Apache Spark is an open-source distributed cluster-computing framework. Spark is a data processing engine developed to provide faster and easy-to-use analytics than Hadoop MapReduce. It provides high-level APIs in Java, Scala, Python and R, and an optimized engine that supports general execution graphs.
It was first released in February 2013 and has exploded in popularity due to it’s ease of use and speed. Before Apache Software Foundation took possession of Spark, it was under the control of University of California, Berkeley’s AMP Lab.
Spark can use data stored in a variety of formats:
- Cassandra
- AWS S3
- HDFS
- And more
Spark vs MapReduce
- MapReduce requires files to be stored in HDFS, Spark does not!
- Spark also can perform operations up to 100x faster than MapReduce
- Spark keeps most of the data in memory and MapReduce writes most of the data to disk
Spark RDDs
At the core of Spark is the idea of a Resilient Distributed Dataset (RDD)

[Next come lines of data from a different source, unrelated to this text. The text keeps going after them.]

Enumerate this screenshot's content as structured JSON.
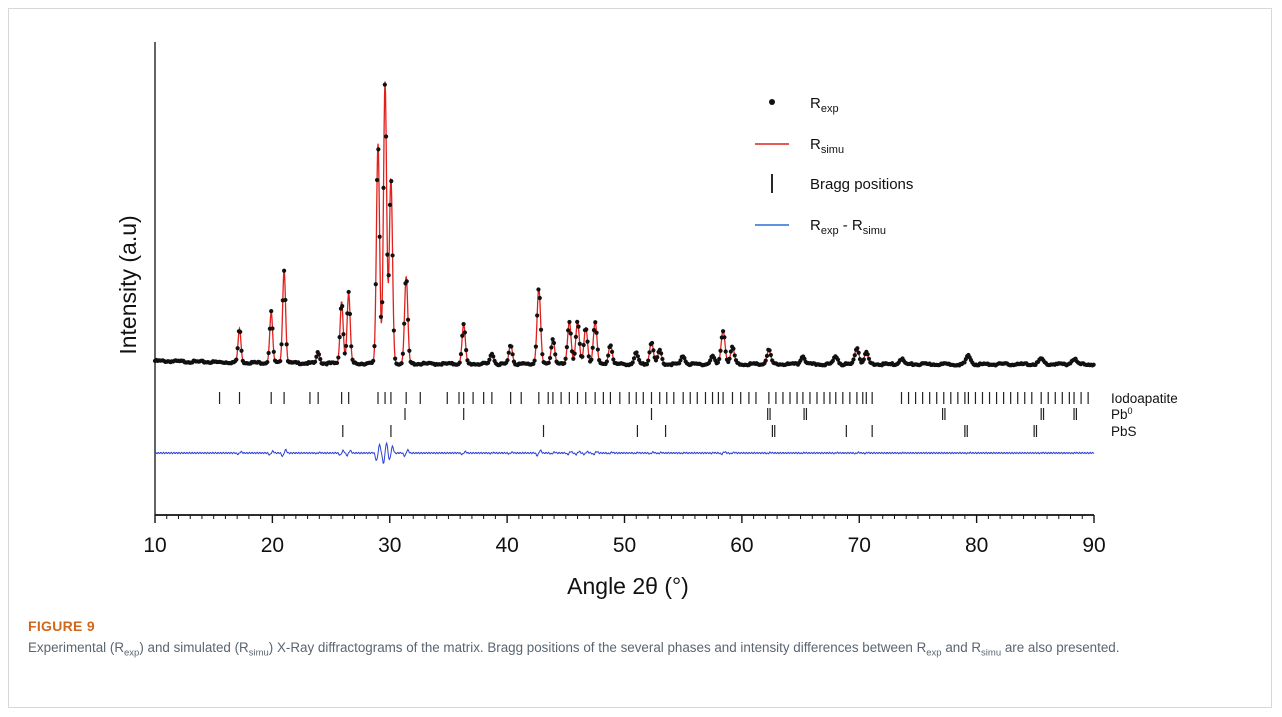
{
  "figure": {
    "label": "FIGURE 9",
    "caption_parts": {
      "p1": "Experimental (R",
      "s1": "exp",
      "p2": ") and simulated (R",
      "s2": "simu",
      "p3": ") X-Ray diffractograms of the matrix. Bragg positions of the several phases and intensity differences between R",
      "s3": "exp",
      "p4": " and R",
      "s4": "simu",
      "p5": " are also presented."
    }
  },
  "chart_data": {
    "type": "line",
    "xlabel": "Angle 2θ (°)",
    "ylabel": "Intensity (a.u)",
    "xlim": [
      10,
      90
    ],
    "x_ticks": [
      10,
      20,
      30,
      40,
      50,
      60,
      70,
      80,
      90
    ],
    "grid": false,
    "legend_position": "top-right",
    "legend": [
      {
        "symbol": "dot",
        "base": "R",
        "sub": "exp",
        "color": "#111111"
      },
      {
        "symbol": "line",
        "base": "R",
        "sub": "simu",
        "color": "#e0201b"
      },
      {
        "symbol": "bar",
        "base": "Bragg positions",
        "sub": "",
        "color": "#111111"
      },
      {
        "symbol": "line",
        "base": "R",
        "sub": "exp",
        "tail": " - R",
        "sub2": "simu",
        "color": "#2a6fd6"
      }
    ],
    "peaks": [
      {
        "x": 17.2,
        "h": 0.12
      },
      {
        "x": 19.9,
        "h": 0.18
      },
      {
        "x": 21.0,
        "h": 0.33
      },
      {
        "x": 23.9,
        "h": 0.04
      },
      {
        "x": 25.9,
        "h": 0.22
      },
      {
        "x": 26.5,
        "h": 0.25
      },
      {
        "x": 29.0,
        "h": 0.78
      },
      {
        "x": 29.6,
        "h": 1.0
      },
      {
        "x": 30.1,
        "h": 0.66
      },
      {
        "x": 31.4,
        "h": 0.31
      },
      {
        "x": 36.3,
        "h": 0.14
      },
      {
        "x": 38.7,
        "h": 0.04
      },
      {
        "x": 40.3,
        "h": 0.07
      },
      {
        "x": 42.7,
        "h": 0.27
      },
      {
        "x": 43.9,
        "h": 0.09
      },
      {
        "x": 45.3,
        "h": 0.15
      },
      {
        "x": 46.0,
        "h": 0.15
      },
      {
        "x": 46.7,
        "h": 0.13
      },
      {
        "x": 47.5,
        "h": 0.15
      },
      {
        "x": 48.8,
        "h": 0.07
      },
      {
        "x": 51.0,
        "h": 0.04
      },
      {
        "x": 52.3,
        "h": 0.08
      },
      {
        "x": 53.0,
        "h": 0.05
      },
      {
        "x": 55.0,
        "h": 0.03
      },
      {
        "x": 57.5,
        "h": 0.03
      },
      {
        "x": 58.4,
        "h": 0.12
      },
      {
        "x": 59.2,
        "h": 0.06
      },
      {
        "x": 62.3,
        "h": 0.05
      },
      {
        "x": 65.2,
        "h": 0.03
      },
      {
        "x": 68.0,
        "h": 0.03
      },
      {
        "x": 69.8,
        "h": 0.06
      },
      {
        "x": 70.6,
        "h": 0.04
      },
      {
        "x": 73.6,
        "h": 0.02
      },
      {
        "x": 79.3,
        "h": 0.03
      },
      {
        "x": 85.5,
        "h": 0.02
      },
      {
        "x": 88.3,
        "h": 0.02
      }
    ],
    "bragg_phases": [
      {
        "name": "Iodoapatite",
        "sup": "",
        "positions": [
          15.5,
          17.2,
          19.9,
          21.0,
          23.2,
          23.9,
          25.9,
          26.5,
          29.0,
          29.6,
          30.1,
          31.4,
          32.6,
          34.9,
          35.9,
          36.3,
          37.1,
          38.0,
          38.7,
          40.3,
          41.2,
          42.7,
          43.5,
          43.9,
          44.6,
          45.3,
          46.0,
          46.7,
          47.5,
          48.2,
          48.8,
          49.6,
          50.4,
          51.0,
          51.6,
          52.3,
          53.0,
          53.6,
          54.2,
          55.0,
          55.6,
          56.2,
          56.9,
          57.5,
          58.0,
          58.4,
          59.2,
          59.9,
          60.6,
          61.2,
          62.3,
          62.9,
          63.5,
          64.1,
          64.7,
          65.2,
          65.8,
          66.4,
          67.0,
          67.5,
          68.0,
          68.6,
          69.2,
          69.8,
          70.3,
          70.6,
          71.1,
          73.6,
          74.2,
          74.8,
          75.4,
          76.0,
          76.6,
          77.2,
          77.8,
          78.4,
          79.0,
          79.3,
          79.9,
          80.5,
          81.1,
          81.7,
          82.3,
          82.9,
          83.5,
          84.1,
          84.7,
          85.5,
          86.1,
          86.7,
          87.3,
          87.9,
          88.3,
          88.9,
          89.5
        ]
      },
      {
        "name": "Pb",
        "sup": "0",
        "positions": [
          31.3,
          36.3,
          52.3,
          62.2,
          62.4,
          65.3,
          65.5,
          77.1,
          77.3,
          85.5,
          85.7,
          88.3,
          88.5
        ]
      },
      {
        "name": "PbS",
        "sup": "",
        "positions": [
          26.0,
          30.1,
          43.1,
          51.1,
          53.5,
          62.6,
          62.8,
          68.9,
          71.1,
          79.0,
          79.2,
          84.9,
          85.1
        ]
      }
    ]
  }
}
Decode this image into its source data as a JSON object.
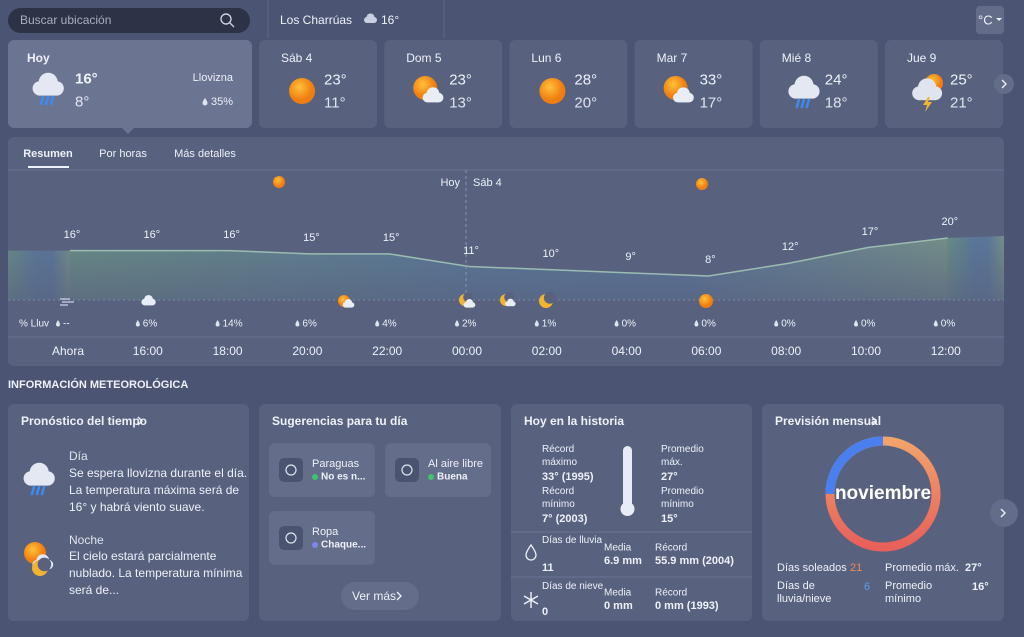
{
  "search_placeholder": "Buscar ubicación",
  "location": {
    "name": "Los Charrúas",
    "temp": "16°"
  },
  "unit": "°C",
  "days": [
    {
      "day": "Hoy",
      "hi": "16°",
      "lo": "8°",
      "condition": "Llovizna",
      "rain": "35%"
    },
    {
      "day": "Sáb 4",
      "hi": "23°",
      "lo": "11°"
    },
    {
      "day": "Dom 5",
      "hi": "23°",
      "lo": "13°"
    },
    {
      "day": "Lun 6",
      "hi": "28°",
      "lo": "20°"
    },
    {
      "day": "Mar 7",
      "hi": "33°",
      "lo": "17°"
    },
    {
      "day": "Mié 8",
      "hi": "24°",
      "lo": "18°"
    },
    {
      "day": "Jue 9",
      "hi": "25°",
      "lo": "21°"
    }
  ],
  "tabs": [
    "Resumen",
    "Por horas",
    "Más detalles"
  ],
  "chart_data": {
    "type": "area",
    "categories": [
      "Ahora",
      "16:00",
      "18:00",
      "20:00",
      "22:00",
      "00:00",
      "02:00",
      "04:00",
      "06:00",
      "08:00",
      "10:00",
      "12:00"
    ],
    "series": [
      {
        "values": [
          16,
          16,
          16,
          15,
          15,
          11,
          10,
          9,
          8,
          12,
          17,
          20
        ],
        "value_labels": [
          "16°",
          "16°",
          "16°",
          "15°",
          "15°",
          "11°",
          "10°",
          "9°",
          "8°",
          "12°",
          "17°",
          "20°"
        ]
      }
    ],
    "day_markers": [
      "Hoy",
      "Sáb 4"
    ],
    "rain_label": "% Lluv",
    "rain": [
      "--",
      "6%",
      "14%",
      "6%",
      "4%",
      "2%",
      "1%",
      "0%",
      "0%",
      "0%",
      "0%",
      "0%"
    ]
  },
  "section_title": "INFORMACIÓN METEOROLÓGICA",
  "forecast": {
    "title": "Pronóstico del tiempo",
    "day_label": "Día",
    "day_text": "Se espera llovizna durante el día. La temperatura máxima será de 16° y habrá viento suave.",
    "night_label": "Noche",
    "night_text": "El cielo estará parcialmente nublado. La temperatura mínima será de..."
  },
  "suggestions": {
    "title": "Sugerencias para tu día",
    "tiles": [
      {
        "label": "Paraguas",
        "value": "No es n..."
      },
      {
        "label": "Al aire libre",
        "value": "Buena"
      },
      {
        "label": "Ropa",
        "value": "Chaque..."
      }
    ],
    "button": "Ver más"
  },
  "history": {
    "title": "Hoy en la historia",
    "record_max_label": "Récord máximo",
    "record_max": "33° (1995)",
    "record_min_label": "Récord mínimo",
    "record_min": "7° (2003)",
    "avg_max_label": "Promedio máx.",
    "avg_max": "27°",
    "avg_min_label": "Promedio mínimo",
    "avg_min": "15°",
    "rain_days_label": "Días de lluvia",
    "rain_days": "11",
    "rain_mean_label": "Media",
    "rain_mean": "6.9 mm",
    "rain_record_label": "Récord",
    "rain_record": "55.9 mm (2004)",
    "snow_days_label": "Días de nieve",
    "snow_days": "0",
    "snow_mean_label": "Media",
    "snow_mean": "0 mm",
    "snow_record_label": "Récord",
    "snow_record": "0 mm (1993)"
  },
  "monthly": {
    "title": "Previsión mensual",
    "month": "noviembre",
    "sunny_label": "Días soleados",
    "sunny": "21",
    "avg_max_label": "Promedio máx.",
    "avg_max": "27°",
    "rain_label": "Días de lluvia/nieve",
    "rain": "6",
    "avg_min_label": "Promedio mínimo",
    "avg_min": "16°"
  }
}
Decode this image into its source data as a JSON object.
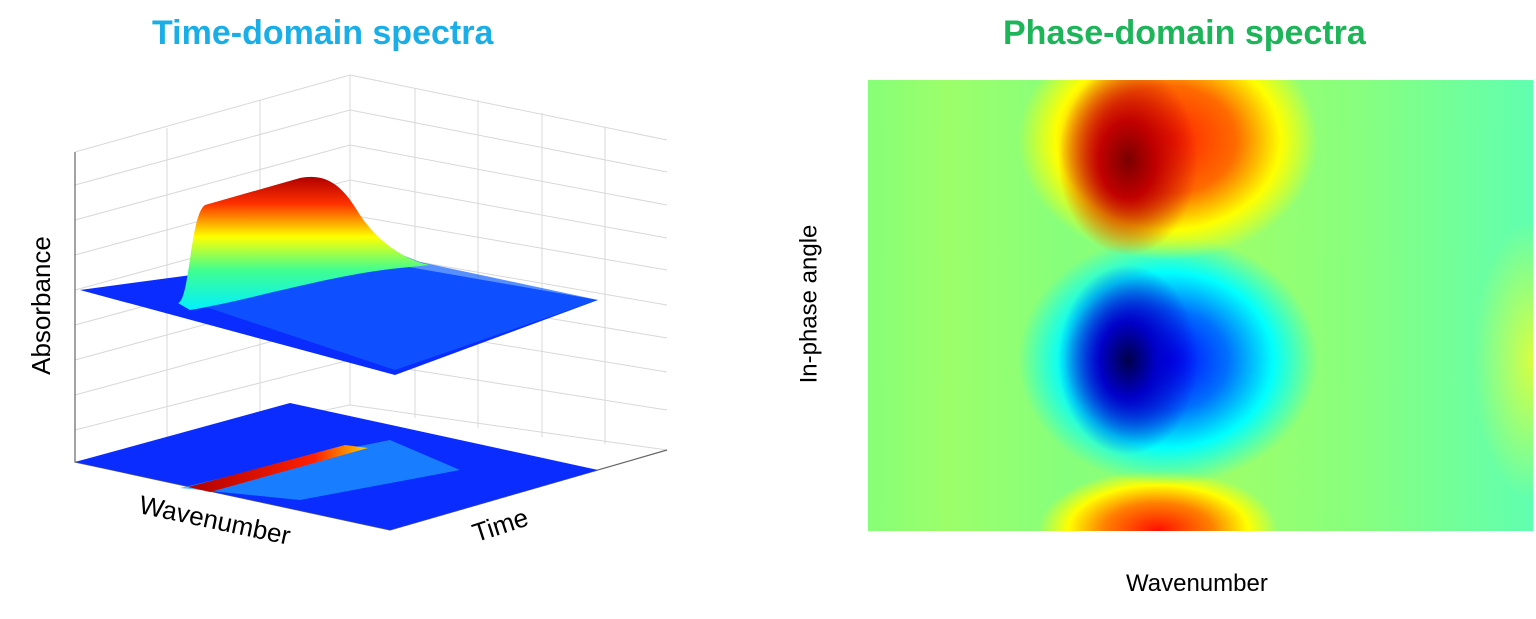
{
  "left_panel": {
    "title": "Time-domain spectra",
    "title_color": "#1aaee8",
    "z_label": "Absorbance",
    "x_label": "Wavenumber",
    "y_label": "Time",
    "colormap": "jet"
  },
  "right_panel": {
    "title": "Phase-domain spectra",
    "title_color": "#1db45a",
    "y_label": "In-phase angle",
    "x_label": "Wavenumber",
    "colormap": "jet"
  }
}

Resilient Distributed Dataset has 3 main features:
- Distributed Collection of Data
- Parallel operation – partioned
- Ability to use many data sources
There are two types of Spark operations:
- Transformations -> are basically a recipe to follow
- Actions -> perform what the recipe says to do and returns something back
A lot of times you will write a method call, but won’t see anything as a result until you call the action. This makes sense because with a large dataset, you don’t want to calculate all the transformations until you are sure you want to perform them.